I didn't really consider myself a "transportation cyclist" until, well, probably about the time that I started this blog. By then I'd already been "bike commuting" for nearly two years without really thinking anything special about it, although as I did start to think more about it, I started to amass my formidable collection of special "bike stuff"---which was, in those days, basic to intermediate commuting gear, but it was incredibly dorky and lame commuting gear, because Cycle Chic hadn't really caught on yet, but highly specialized and completely weird-looking accessories didn't deter me at all because, well, I was already a sporty-outdoorsy kind of person, and to me it was just a given that "serious" cycling, my latest favorite sporty-outdoorsy activity, would naturally have a special wardrobe and milk crate full of crap to go along with it.
Sure, I was discovering "practical urban cycling," but I was discovering it primarily as a way to maintain my active, outdoorsy personality even though I now lived in the big city and there wasn't any natural Nature(TM) to be found for dozens of miles. Then I discovered "bicycle touring," which, for me, took the "recreational" aspect of bicycling (which, recall, had always been my personal baseline for the activity) and raised it to a whole new level of EPIC FUN! with a enough excitement and adventure [and Nature(TM)!] for an actual, honest-to-god vacation instead of just a regular weekend activity to stave off boredom. Could life get any better?

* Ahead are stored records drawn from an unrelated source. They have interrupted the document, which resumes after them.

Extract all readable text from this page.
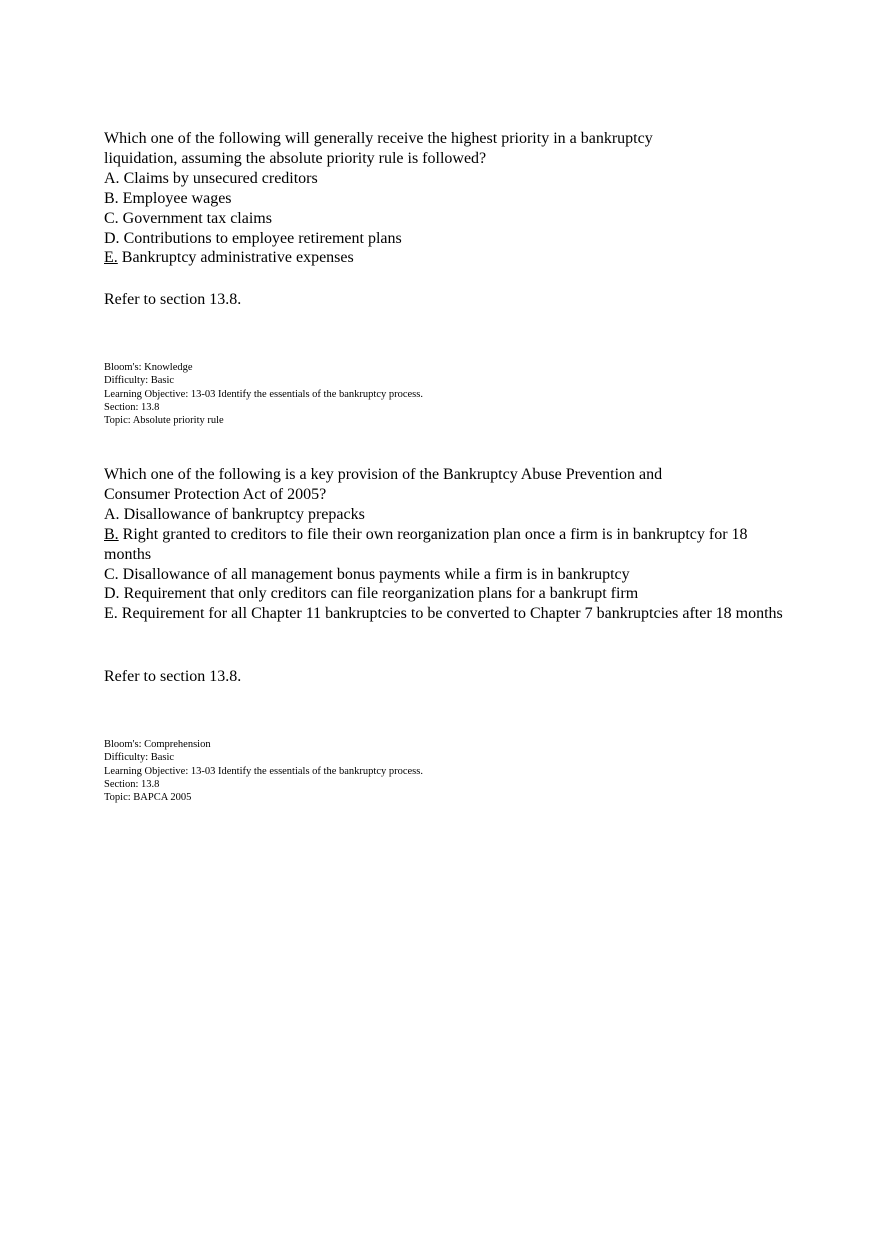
Which one of the following will generally receive the highest priority in a bankruptcy liquidation, assuming the absolute priority rule is followed?
A. Claims by unsecured creditors
B. Employee wages
C. Government tax claims
D. Contributions to employee retirement plans
E. Bankruptcy administrative expenses
Refer to section 13.8.
Bloom's: Knowledge
Difficulty: Basic
Learning Objective: 13-03 Identify the essentials of the bankruptcy process.
Section: 13.8
Topic: Absolute priority rule
Which one of the following is a key provision of the Bankruptcy Abuse Prevention and Consumer Protection Act of 2005?
A. Disallowance of bankruptcy prepacks
B. Right granted to creditors to file their own reorganization plan once a firm is in bankruptcy for 18 months
C. Disallowance of all management bonus payments while a firm is in bankruptcy
D. Requirement that only creditors can file reorganization plans for a bankrupt firm
E. Requirement for all Chapter 11 bankruptcies to be converted to Chapter 7 bankruptcies after 18 months
Refer to section 13.8.
Bloom's: Comprehension
Difficulty: Basic
Learning Objective: 13-03 Identify the essentials of the bankruptcy process.
Section: 13.8
Topic: BAPCA 2005
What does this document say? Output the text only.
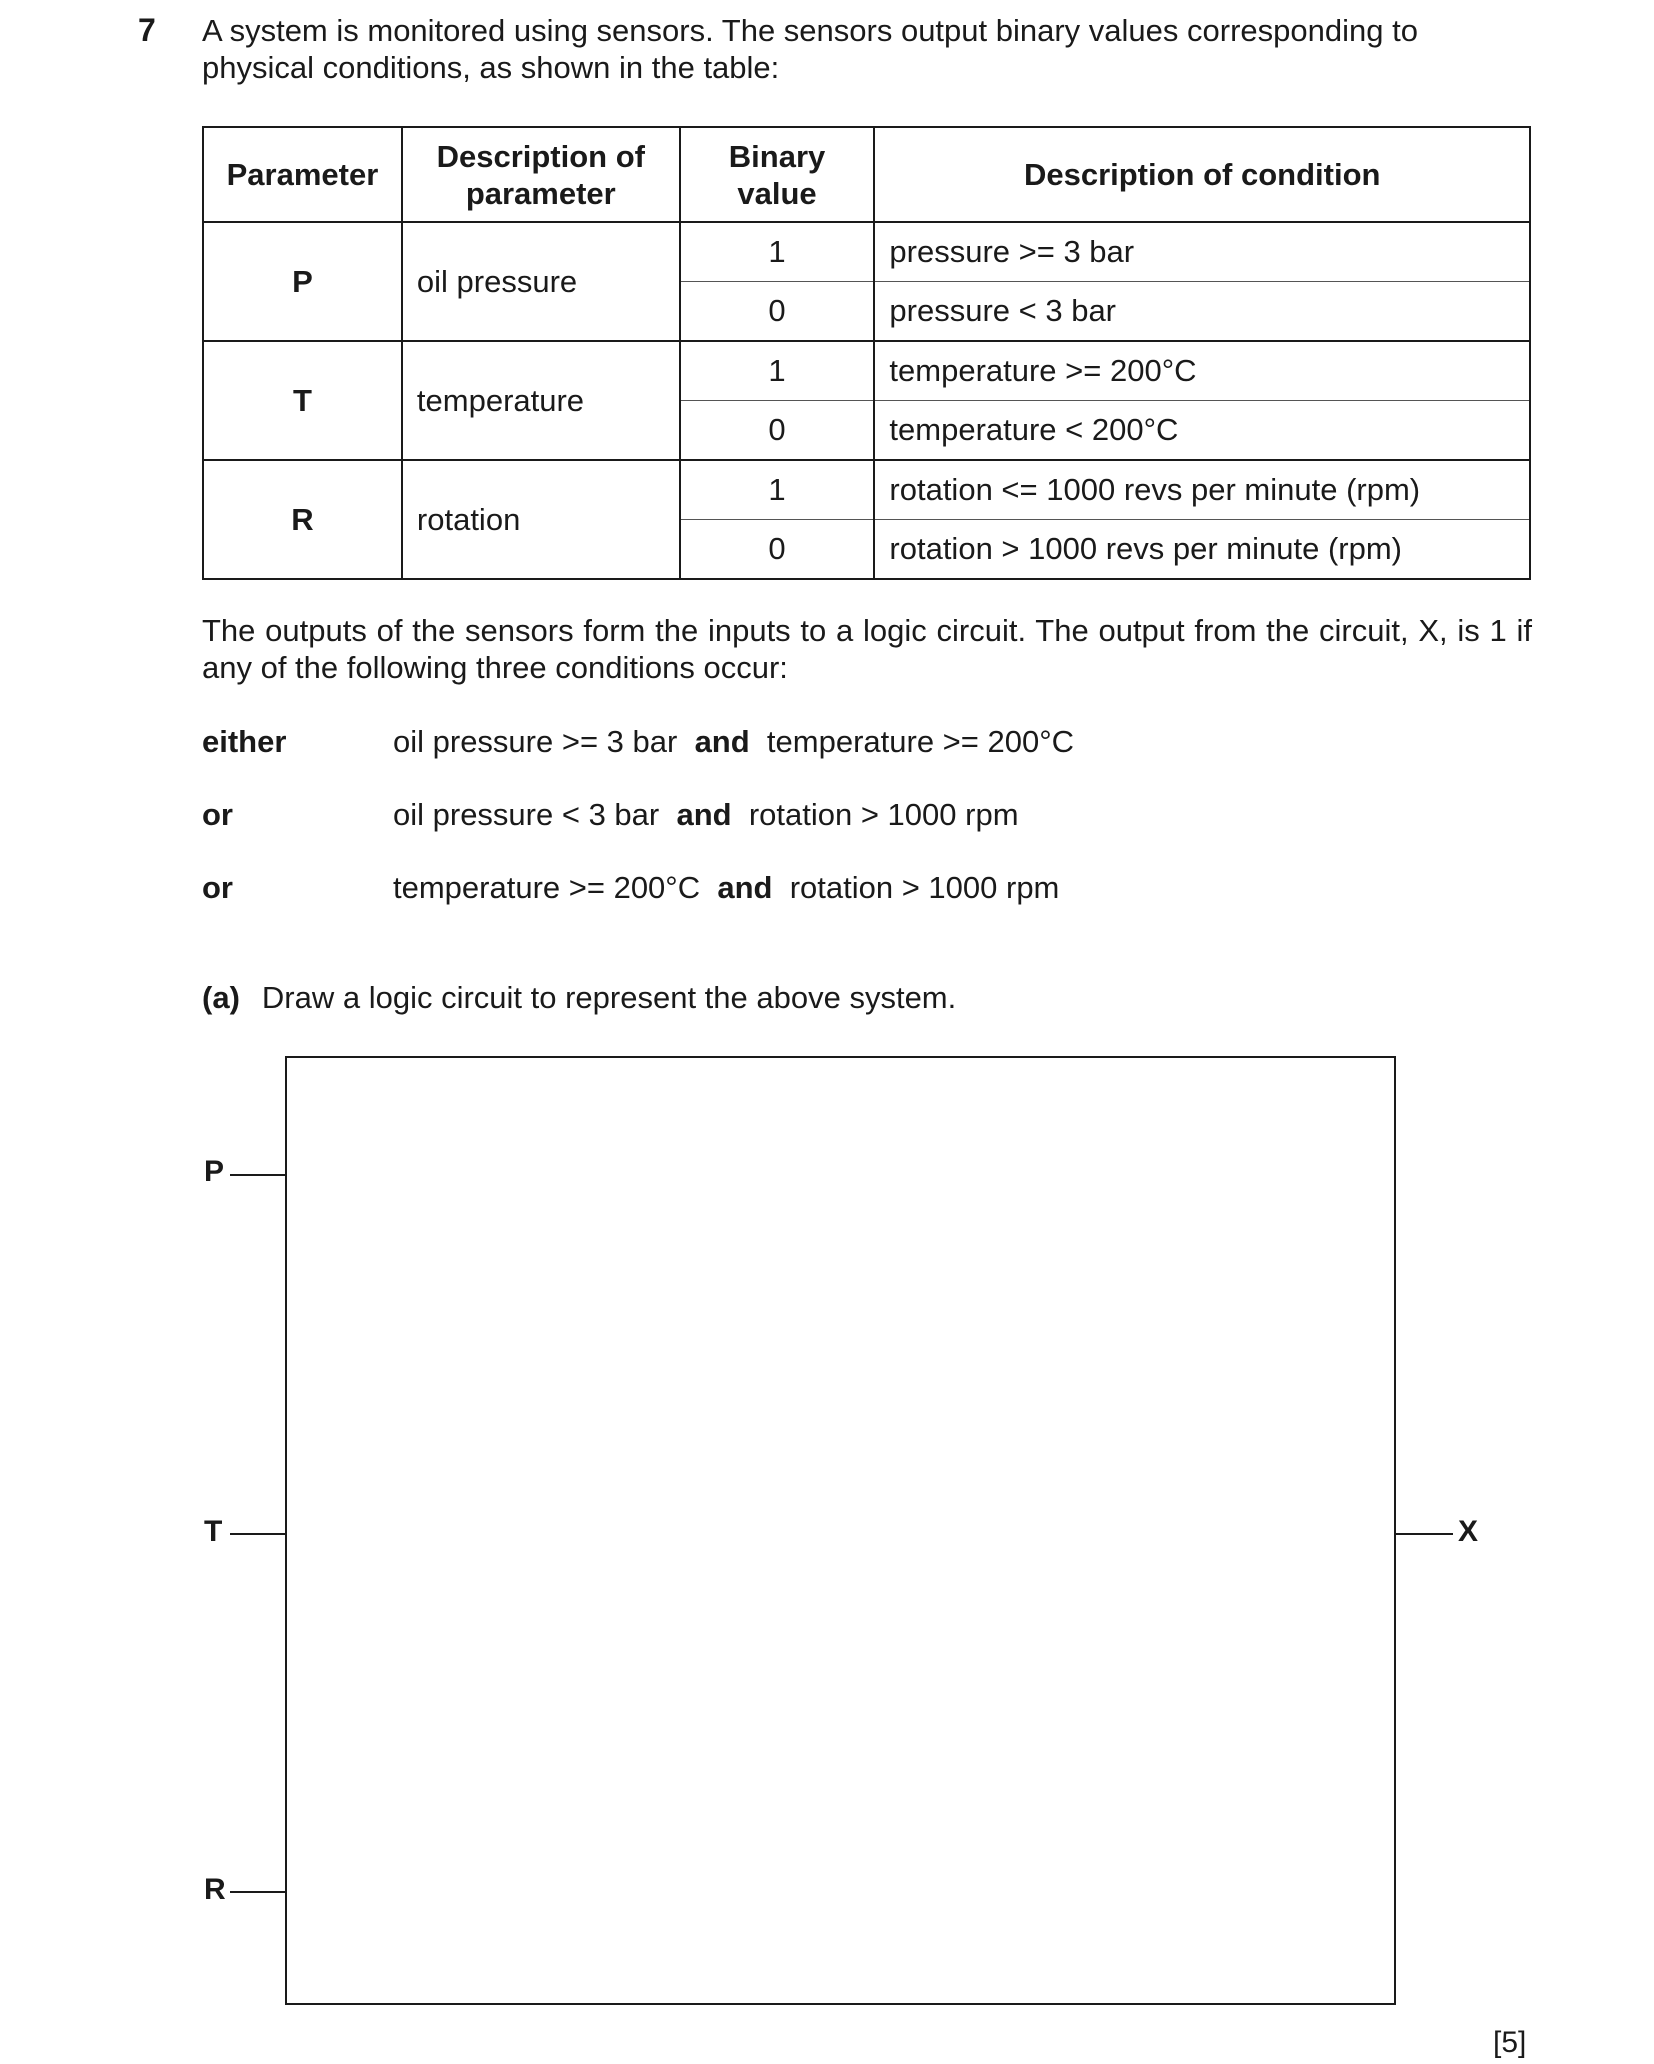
7 A system is monitored using sensors. The sensors output binary values corresponding to physical conditions, as shown in the table:
Parameter	Description of parameter	Binary value	Description of condition
P	oil pressure	1	pressure >= 3 bar
		0	pressure < 3 bar
T	temperature	1	temperature >= 200°C
		0	temperature < 200°C
R	rotation	1	rotation <= 1000 revs per minute (rpm)
		0	rotation > 1000 revs per minute (rpm)
The outputs of the sensors form the inputs to a logic circuit. The output from the circuit, X, is 1 if any of the following three conditions occur:
either	oil pressure >= 3 bar and temperature >= 200°C
or	oil pressure < 3 bar and rotation > 1000 rpm
or	temperature >= 200°C and rotation > 1000 rpm
(a) Draw a logic circuit to represent the above system.
P
T
R
X
[5]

In theory, yes, but then mine started taking successive turns for the worst. I often felt like the bike was the only thing I had left that was still mine, still me. It was a comfort---no, it was my very identity---during those extended times of trouble. I became "avid."
So when Cycle Chic began to take off during that time, I felt... confused and hurt, I think. Confused as to why in the world people would, on the one hand, want to ride a bike but, on the other hand, not have EPIC FUN! while doing so; hurt by the implication that I myself, as a sporty-outdoorsy person with a chip on my shoulder and a milk crate full of crap, who had sort of accidentally stumbled upon "practical urban cycling" as a natural extension of "frivolous recreational cycling," was actually considered by some people to be part of the problem instead of part of the solution. Can't we all just ride along? Well, no---I already have the wrong wardrobe, the wrong gear, even the wrong bike. I felt like all the popular kids had taken the thing that I loved and had taken such pride in discovering for myself during that time and turned it into an exclusive club that I wasn't allowed to join.
I mean, it took me so long on my personal journey to really become an "avid cyclist"---and here's a whole movement dedicated to the singular goal of making people like me obsolete. So there, perhaps, is another reason for the resentment.
Perhaps it was just a case of bad timing: if I'd turned into an "avid cyclist" any earlier, I wouldn't have cared; any later, and I'd have been swept up in the trend of stylish utility cycling for normal people anyway and still not cared. Perhaps it's only that I take things too personally when I feel strongly about them. Or perhaps I was just single and bitter and it was easy to blame the dorkmobile for not getting me laid even though bikes were supposed to be sexy. Who knows anymore.